However, Vasili reckons that world is changing, with digital conversations and data analytics outpacing the need for showrooms, sales personnel and luxury flimflam. He’s put a team together to investigate ways to bring technology such as artificial intelligence, blockchain and social listening to bear, with the intention of building a new digital platform to service the specific needs of serious, high-level collectors.
He’s by no means alone in this. According to the consulting firm McKinsey, on current trends the pre-owned watch market, which in 2018 was worth £13.5 billion, will be worth £22 billion by 2025. A host of innovative platforms have emerged amid the surging marketplace of the past 24 months – though in terms of shaping tastes, guiding conversations and connecting enthusiasts and brands, it is Instagram that holds the biggest sway in the watch world.
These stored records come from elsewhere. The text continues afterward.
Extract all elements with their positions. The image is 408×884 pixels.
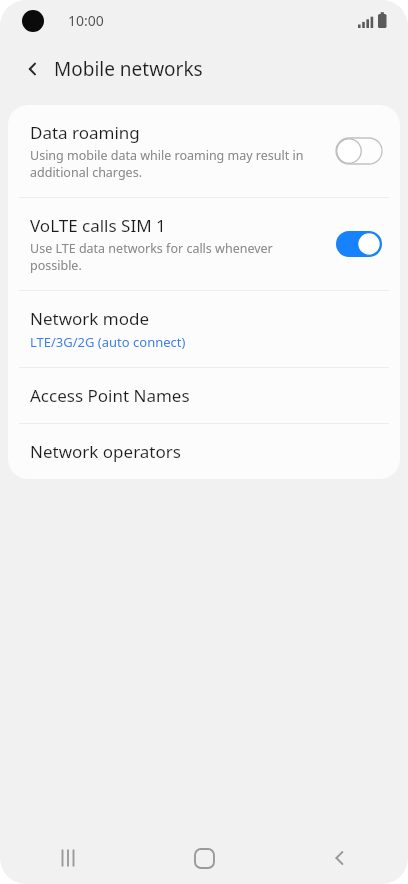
staticText: Network operators bbox=[30, 440, 181, 463]
staticText: 10:00 bbox=[68, 11, 104, 30]
staticText: LTE/3G/2G (auto connect) bbox=[30, 333, 186, 351]
button[interactable]: Network operators bbox=[8, 424, 400, 479]
button[interactable]: Recents bbox=[0, 832, 136, 884]
staticText: Network mode bbox=[30, 307, 150, 330]
staticText: Access Point Names bbox=[30, 384, 190, 407]
staticText: VoLTE calls SIM 1 bbox=[30, 214, 166, 237]
button[interactable]: On bbox=[336, 231, 382, 257]
button[interactable]: Home bbox=[136, 832, 272, 884]
staticText: Using mobile data while roaming may resu… bbox=[30, 147, 304, 181]
staticText: Data roaming bbox=[30, 121, 140, 144]
button[interactable]: Back bbox=[272, 832, 408, 884]
button[interactable]: Access Point Names bbox=[8, 368, 400, 423]
button[interactable]: VoLTE calls SIM 1 bbox=[8, 198, 400, 290]
button[interactable]: Data roaming bbox=[8, 105, 400, 197]
button[interactable]: Off bbox=[336, 138, 382, 164]
staticText: Use LTE data networks for calls whenever… bbox=[30, 240, 273, 274]
button[interactable]: Network mode bbox=[8, 291, 400, 367]
staticText: Mobile networks bbox=[54, 56, 203, 82]
button[interactable]: Back bbox=[12, 48, 54, 90]
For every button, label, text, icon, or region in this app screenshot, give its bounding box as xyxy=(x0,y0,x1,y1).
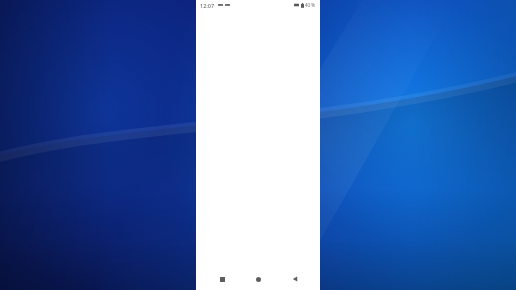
button[interactable]: Recent apps xyxy=(211,268,233,290)
button[interactable]: Back xyxy=(284,268,306,290)
button[interactable]: Home xyxy=(247,268,269,290)
staticText: 12:07 xyxy=(200,2,215,9)
staticText: 40 % xyxy=(305,2,316,8)
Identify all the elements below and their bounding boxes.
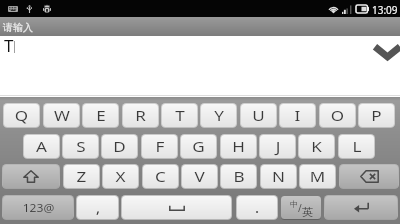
staticText: M — [310, 167, 326, 186]
staticText: Z — [76, 167, 87, 186]
staticText: Y — [214, 106, 224, 125]
staticText: F — [155, 137, 165, 156]
button[interactable] — [3, 165, 59, 188]
staticText: T — [175, 106, 185, 125]
staticText: R — [135, 106, 146, 125]
button[interactable]: Expand — [368, 41, 400, 63]
button[interactable]: B — [221, 165, 256, 188]
staticText: 请输入 — [3, 21, 33, 34]
staticText: 123@ — [22, 200, 54, 215]
button[interactable]: Z — [64, 165, 99, 188]
button[interactable]: G — [181, 135, 216, 158]
button[interactable]: Q — [4, 104, 39, 127]
staticText: I — [294, 106, 301, 125]
button[interactable]: A — [24, 135, 59, 158]
button[interactable]: Y — [201, 104, 236, 127]
staticText: D — [113, 137, 126, 156]
staticText: O — [331, 106, 344, 125]
button[interactable] — [122, 196, 231, 219]
button[interactable]: 123@ — [3, 196, 73, 219]
button[interactable]: L — [339, 135, 374, 158]
button[interactable]: O — [320, 104, 355, 127]
button[interactable]: K — [299, 135, 334, 158]
button[interactable]: R — [123, 104, 158, 127]
staticText: H — [232, 137, 245, 156]
button[interactable]: , — [77, 196, 118, 219]
button[interactable] — [325, 196, 397, 219]
staticText: U — [252, 106, 265, 125]
staticText: A — [36, 137, 47, 156]
button[interactable]: C — [143, 165, 178, 188]
staticText: B — [233, 167, 245, 186]
button[interactable]: S — [63, 135, 98, 158]
staticText: C — [155, 167, 166, 186]
staticText: Q — [15, 106, 28, 125]
staticText: 英 — [302, 205, 313, 219]
staticText: 中 — [290, 199, 298, 209]
button[interactable]: Switch language — [281, 196, 321, 219]
staticText: V — [194, 167, 205, 186]
staticText: S — [76, 137, 86, 156]
staticText: 13:09 — [372, 3, 398, 17]
button[interactable]: N — [261, 165, 296, 188]
button[interactable] — [340, 165, 398, 188]
button[interactable]: E — [83, 104, 118, 127]
button[interactable]: T — [162, 104, 197, 127]
button[interactable]: J — [260, 135, 295, 158]
button[interactable]: W — [44, 104, 79, 127]
button[interactable]: I — [280, 104, 315, 127]
button[interactable]: M — [300, 165, 335, 188]
staticText: W — [54, 106, 71, 125]
staticText: J — [276, 137, 280, 156]
staticText: G — [192, 137, 205, 156]
button[interactable]: V — [182, 165, 217, 188]
button[interactable]: D — [102, 135, 137, 158]
button[interactable]: X — [103, 165, 138, 188]
button[interactable]: F — [142, 135, 177, 158]
staticText: L — [352, 137, 362, 156]
button[interactable]: U — [241, 104, 276, 127]
staticText: E — [96, 106, 106, 125]
staticText: X — [115, 167, 126, 186]
button[interactable]: . — [237, 196, 277, 219]
staticText: N — [272, 167, 285, 186]
button[interactable]: H — [221, 135, 256, 158]
staticText: T — [4, 34, 14, 57]
button[interactable]: P — [359, 104, 394, 127]
staticText: / — [298, 201, 302, 215]
staticText: P — [371, 106, 382, 125]
staticText: . — [255, 198, 260, 217]
staticText: K — [311, 137, 322, 156]
staticText: , — [96, 198, 100, 217]
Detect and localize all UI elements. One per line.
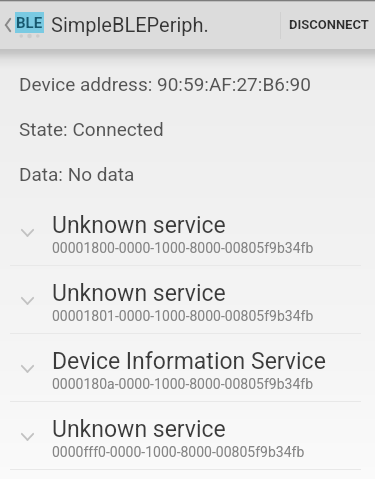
button[interactable]: Back xyxy=(0,0,209,49)
staticText: BLE xyxy=(16,14,43,32)
staticText: Device Information Service xyxy=(52,348,326,375)
staticText: 00001801-0000-1000-8000-00805f9b34fb xyxy=(52,308,314,324)
other: Back xyxy=(0,0,15,49)
staticText: State: Connected xyxy=(19,118,164,140)
staticText: 0000fff0-0000-1000-8000-00805f9b34fb xyxy=(52,444,305,460)
staticText: 0000180a-0000-1000-8000-00805f9b34fb xyxy=(52,376,313,392)
staticText: SimpleBLEPeriph. xyxy=(51,13,209,36)
button[interactable]: Unknown service xyxy=(0,198,375,266)
staticText: DISCONNECT xyxy=(289,17,369,32)
staticText: 00001800-0000-1000-8000-00805f9b34fb xyxy=(52,240,314,256)
button[interactable]: DISCONNECT xyxy=(280,0,375,49)
button[interactable]: Unknown service xyxy=(0,402,375,470)
staticText: Device address: 90:59:AF:27:B6:90 xyxy=(19,73,311,95)
staticText: Unknown service xyxy=(52,280,226,307)
button[interactable]: Device Information Service xyxy=(0,334,375,402)
staticText: Unknown service xyxy=(52,212,226,239)
button[interactable]: Unknown service xyxy=(0,266,375,334)
staticText: Data: No data xyxy=(19,163,135,185)
staticText: Unknown service xyxy=(52,416,226,443)
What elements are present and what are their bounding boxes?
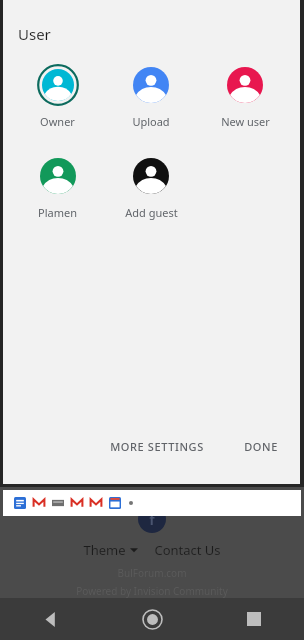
button[interactable]: Upload bbox=[104, 64, 198, 129]
staticText: Add guest bbox=[125, 205, 178, 220]
staticText: Plamen bbox=[38, 205, 77, 220]
button[interactable]: Contact Us bbox=[154, 541, 221, 559]
other: Screenshot bbox=[52, 497, 64, 509]
staticText: User bbox=[18, 24, 51, 44]
staticText: New user bbox=[221, 114, 270, 129]
other: Gmail bbox=[71, 497, 83, 509]
staticText: DONE bbox=[244, 439, 278, 454]
button[interactable]: Theme bbox=[83, 541, 138, 559]
staticText: MORE SETTINGS bbox=[110, 439, 204, 454]
other: Calendar bbox=[109, 497, 121, 509]
button[interactable]: New user bbox=[198, 64, 292, 129]
button[interactable]: Owner bbox=[11, 64, 104, 129]
staticText: Powered by Invision Community bbox=[76, 584, 228, 598]
staticText: Contact Us bbox=[154, 541, 221, 559]
other: News bbox=[14, 497, 26, 509]
button[interactable]: DONE bbox=[236, 433, 286, 460]
other: Facebook bbox=[138, 505, 166, 533]
button[interactable]: Plamen bbox=[11, 155, 104, 220]
staticText: BulForum.com bbox=[117, 566, 187, 580]
staticText: Upload bbox=[132, 114, 170, 129]
other: Gmail bbox=[33, 497, 45, 509]
button[interactable]: Back bbox=[0, 598, 102, 640]
button[interactable]: MORE SETTINGS bbox=[102, 433, 212, 460]
staticText: Theme bbox=[83, 541, 126, 559]
button[interactable]: Add guest bbox=[104, 155, 198, 220]
other: Gmail bbox=[90, 497, 102, 509]
staticText: f bbox=[149, 510, 155, 529]
button[interactable]: Home bbox=[102, 598, 203, 640]
button[interactable]: Recent apps bbox=[203, 598, 304, 640]
staticText: Owner bbox=[40, 114, 75, 129]
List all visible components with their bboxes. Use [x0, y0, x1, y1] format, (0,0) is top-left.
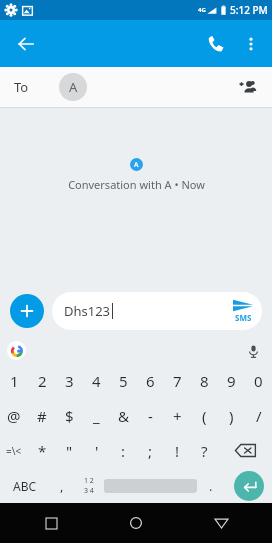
staticText: , — [60, 477, 64, 495]
staticText: 5 — [119, 371, 128, 391]
staticText: A — [134, 160, 139, 170]
staticText: 6 — [146, 371, 155, 391]
button[interactable]: / — [245, 398, 272, 433]
staticText: A — [69, 78, 78, 96]
button[interactable]: Back — [204, 506, 238, 540]
button[interactable]: A — [59, 73, 87, 101]
staticText: 3 4 — [84, 486, 94, 496]
staticText: / — [256, 406, 262, 426]
button[interactable]: . — [197, 468, 225, 503]
button[interactable]: ABC — [0, 468, 50, 503]
button[interactable]: Recent apps — [34, 506, 68, 540]
staticText: 7 — [173, 371, 182, 391]
button[interactable]: & — [110, 398, 137, 433]
button[interactable]: + — [164, 398, 191, 433]
button[interactable]: Send SMS — [233, 299, 253, 323]
button[interactable]: ? — [191, 433, 218, 468]
button[interactable]: Dhs123 — [52, 292, 262, 330]
button[interactable]: More options — [234, 27, 268, 61]
staticText: ; — [148, 441, 153, 461]
button[interactable]: Back — [8, 26, 44, 62]
button[interactable]: Home — [119, 506, 153, 540]
button[interactable]: : — [110, 433, 137, 468]
staticText: 8 — [200, 371, 209, 391]
button[interactable]: 7 — [164, 364, 191, 398]
button[interactable]: 0 — [245, 364, 272, 398]
staticText: 1 — [10, 371, 19, 391]
button[interactable]: Numeric keypad — [73, 468, 104, 503]
button[interactable]: " — [56, 433, 83, 468]
staticText: # — [37, 406, 47, 426]
button[interactable]: 1 — [0, 364, 28, 398]
button[interactable]: Space — [104, 478, 197, 493]
button[interactable]: Add recipients — [232, 71, 264, 103]
button[interactable]: , — [50, 468, 73, 503]
button[interactable]: 8 — [191, 364, 218, 398]
button[interactable]: - — [137, 398, 164, 433]
button[interactable]: Add attachment — [10, 294, 44, 328]
staticText: 9 — [227, 371, 236, 391]
staticText: _ — [93, 406, 100, 426]
button[interactable]: * — [28, 433, 56, 468]
staticText: To — [14, 78, 29, 96]
staticText: & — [118, 406, 129, 426]
staticText: 4 — [92, 371, 101, 391]
button[interactable]: ' — [83, 433, 110, 468]
staticText: * — [38, 441, 47, 461]
staticText: Conversation with A • Now — [68, 177, 205, 192]
staticText: ' — [95, 441, 99, 461]
button[interactable]: 4 — [83, 364, 110, 398]
staticText: @ — [7, 406, 21, 426]
staticText: . — [209, 477, 213, 495]
staticText: 5:12 PM — [230, 3, 268, 17]
staticText: - — [148, 406, 153, 426]
button[interactable]: 6 — [137, 364, 164, 398]
staticText: : — [121, 441, 126, 461]
staticText: ( — [202, 406, 207, 426]
button[interactable]: 3 — [56, 364, 83, 398]
button[interactable]: ! — [164, 433, 191, 468]
staticText: 4G — [198, 6, 206, 14]
button[interactable]: $ — [56, 398, 83, 433]
button[interactable]: ( — [191, 398, 218, 433]
staticText: 1 2 — [84, 476, 94, 486]
button[interactable]: ; — [137, 433, 164, 468]
staticText: ? — [201, 441, 208, 461]
staticText: ABC — [13, 478, 37, 494]
button[interactable]: 2 — [28, 364, 56, 398]
staticText: $ — [65, 406, 74, 426]
button[interactable]: Google search — [7, 341, 26, 360]
button[interactable]: @ — [0, 398, 28, 433]
button[interactable]: Backspace — [218, 433, 272, 468]
staticText: =\< — [6, 444, 22, 458]
staticText: + — [173, 406, 182, 426]
staticText: " — [66, 441, 73, 461]
staticText: ) — [229, 406, 234, 426]
staticText: Dhs123 — [64, 302, 111, 320]
button[interactable]: =\< — [0, 433, 28, 468]
staticText: 3 — [65, 371, 74, 391]
staticText: SMS — [235, 312, 252, 323]
button[interactable]: Enter — [225, 468, 272, 503]
button[interactable]: 5 — [110, 364, 137, 398]
staticText: ! — [175, 441, 180, 461]
staticText: 0 — [254, 371, 263, 391]
button[interactable]: # — [28, 398, 56, 433]
button[interactable]: ) — [218, 398, 245, 433]
staticText: 2 — [38, 371, 47, 391]
button[interactable]: 9 — [218, 364, 245, 398]
button[interactable]: Voice input — [242, 340, 264, 362]
button[interactable]: Call — [198, 26, 234, 62]
button[interactable]: _ — [83, 398, 110, 433]
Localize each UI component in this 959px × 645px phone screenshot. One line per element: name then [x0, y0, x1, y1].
‘I’ve met a lot of collectors through it that I wouldn’t have done otherwise,’ says Paul Blandford, a CFA working for a financial boutique, who posts beguiling images of his otherworldly watches from an apartment overlooking Battersea Power Station. ‘You can end up with connections that will get you something, or offers on watches you’re selling, and you can tell when they’re a genuine collector that you have a wavelength with.’
Blandford’s wavelength is firmly tuned to a genre of super-watches that seems custom-made for the era of Instagram’s visual proliferation. Since the early 2000s, small, independent brands such as MB&F, De Bethune and Urwerk have been creating watches that more resemble sculptural sci-fi fantasies than traditional timepieces, though they are as adventurous and uncompromising in their horological craft as they are in their aesthetic. ‘If I’m going to get something new, it has to add something to the collection as a whole,’ Blandford says. ‘It has to be different, unique and interesting. It’s people thinking about something completely different that hasn’t been thought of before, and just having the balls to create these crazy things.’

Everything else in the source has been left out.